First off, last night's episode was good. For the first time in a long time I was so enthralled by Tara's mind that I barely even gave a crap about Neil and Charmaine's financial problems, Max's professional dissatisfaction, or Kate's probably married crush du jour (boo hoo, poor little pretty girl has never experienced rejection). More Tara in therapy, please!
True to form, Hattaras spends a great deal of their sessions trying to convince Tara to take responsibility for the actions of her alters and continues to write off her DID as essentially a glorified defense mechanism. In a way, this assessment is spot on; whether we believe said mechanism is conscious—as Hattaras does—or unconscious—as Tara does—for the purpose of her treatment and potential cure, it really doesn't matter. Her doctor's job, as he sees it, is simply to rid Tara of her belief that she is seven people instead of one, just like he rid another patient of his belief that he was a kite. The comparison sounds too simplistic to Tara, and frankly, it is, but I am a huge fan of this no-nonsense, do-the-hard-thing, rat-trap approach. Tara has been coddled by her family all her life about her condition. Max, her children, even Charmaine have caved under the "Oops! It wasn't me!" rationale over and over again.
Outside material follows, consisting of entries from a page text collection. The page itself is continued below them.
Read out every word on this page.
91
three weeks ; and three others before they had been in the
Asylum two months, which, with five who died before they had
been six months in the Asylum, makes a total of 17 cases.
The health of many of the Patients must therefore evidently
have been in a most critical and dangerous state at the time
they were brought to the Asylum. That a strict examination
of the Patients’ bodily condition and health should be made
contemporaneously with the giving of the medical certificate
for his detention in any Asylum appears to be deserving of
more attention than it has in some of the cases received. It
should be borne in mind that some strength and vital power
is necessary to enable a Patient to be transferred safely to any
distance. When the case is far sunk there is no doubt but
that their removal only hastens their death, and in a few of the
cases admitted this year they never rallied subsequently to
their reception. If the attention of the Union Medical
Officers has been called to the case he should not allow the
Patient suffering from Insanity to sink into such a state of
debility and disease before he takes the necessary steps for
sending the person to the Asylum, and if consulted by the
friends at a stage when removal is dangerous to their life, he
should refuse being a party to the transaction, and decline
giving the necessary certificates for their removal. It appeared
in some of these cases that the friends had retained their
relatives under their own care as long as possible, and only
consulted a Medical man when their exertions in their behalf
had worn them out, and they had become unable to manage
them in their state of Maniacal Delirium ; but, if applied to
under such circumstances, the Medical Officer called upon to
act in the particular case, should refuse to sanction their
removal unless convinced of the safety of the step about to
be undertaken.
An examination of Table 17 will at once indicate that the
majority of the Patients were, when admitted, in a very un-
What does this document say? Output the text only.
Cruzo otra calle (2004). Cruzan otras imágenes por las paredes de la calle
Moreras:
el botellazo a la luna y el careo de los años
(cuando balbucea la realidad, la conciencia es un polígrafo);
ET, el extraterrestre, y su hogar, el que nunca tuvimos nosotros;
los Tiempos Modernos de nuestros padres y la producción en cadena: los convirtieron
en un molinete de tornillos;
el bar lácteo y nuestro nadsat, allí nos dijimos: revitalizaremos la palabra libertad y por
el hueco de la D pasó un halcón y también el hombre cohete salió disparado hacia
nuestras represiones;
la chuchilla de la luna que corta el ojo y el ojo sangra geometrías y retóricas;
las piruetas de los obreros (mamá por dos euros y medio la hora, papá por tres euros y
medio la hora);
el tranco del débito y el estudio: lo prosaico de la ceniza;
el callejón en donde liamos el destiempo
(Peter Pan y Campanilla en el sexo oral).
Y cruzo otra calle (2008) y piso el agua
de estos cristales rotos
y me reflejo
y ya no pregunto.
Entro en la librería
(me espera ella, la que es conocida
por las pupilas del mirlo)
In his refusal to play into her expectations, Hattaras may be the most valuable person in Tara's life right now.
The good news is that she finally seems ready to begin assuming some credit/blame. We saw this two weeks ago with her attempt to harness the alters via written contract, then last week with her acceptance of Hattaras's help, and finally last night with her eventual willingness to confront her mother. Becoming fully autonomous is a delicate process, and the baby steps Tara has been taking seem to be leading somewhere promising. On the other hand, if Hattaras's assessment of DID-as-avoidance-tactic is correct, that would mean Tara's biggest problem might be something as simple-sounding as repression, in which case having multiple personalities could be a blessing in disguise or at the very least, the lesser of two evils. Who knows what level of crazy could be unleashed if Tara were to suddenly allow herself to follow through on all the impulses she's been delegating to the alters?
And what will happen to her if and when she becomes her own sole caretaker? I am reminded of the scene in the season premiere when the alters intervened and prevented Tara-as-mystery-personality from killing herself. If they should be completely done away with, who's to say Tara is equipped to successfully filter and handle the difficulties of real life? The one thing that's becoming clearer and clearer is that her recent emancipation is not being lauded by the mystery alter. If Tara calls her current form of self-government a "benevolent dictatorship," then the new alter is definitely pushing for anarchy—"You will not win," he/she comments in response to Hattaras's conviction that Tara is always in control. The primary alters could literally be keeping her alive.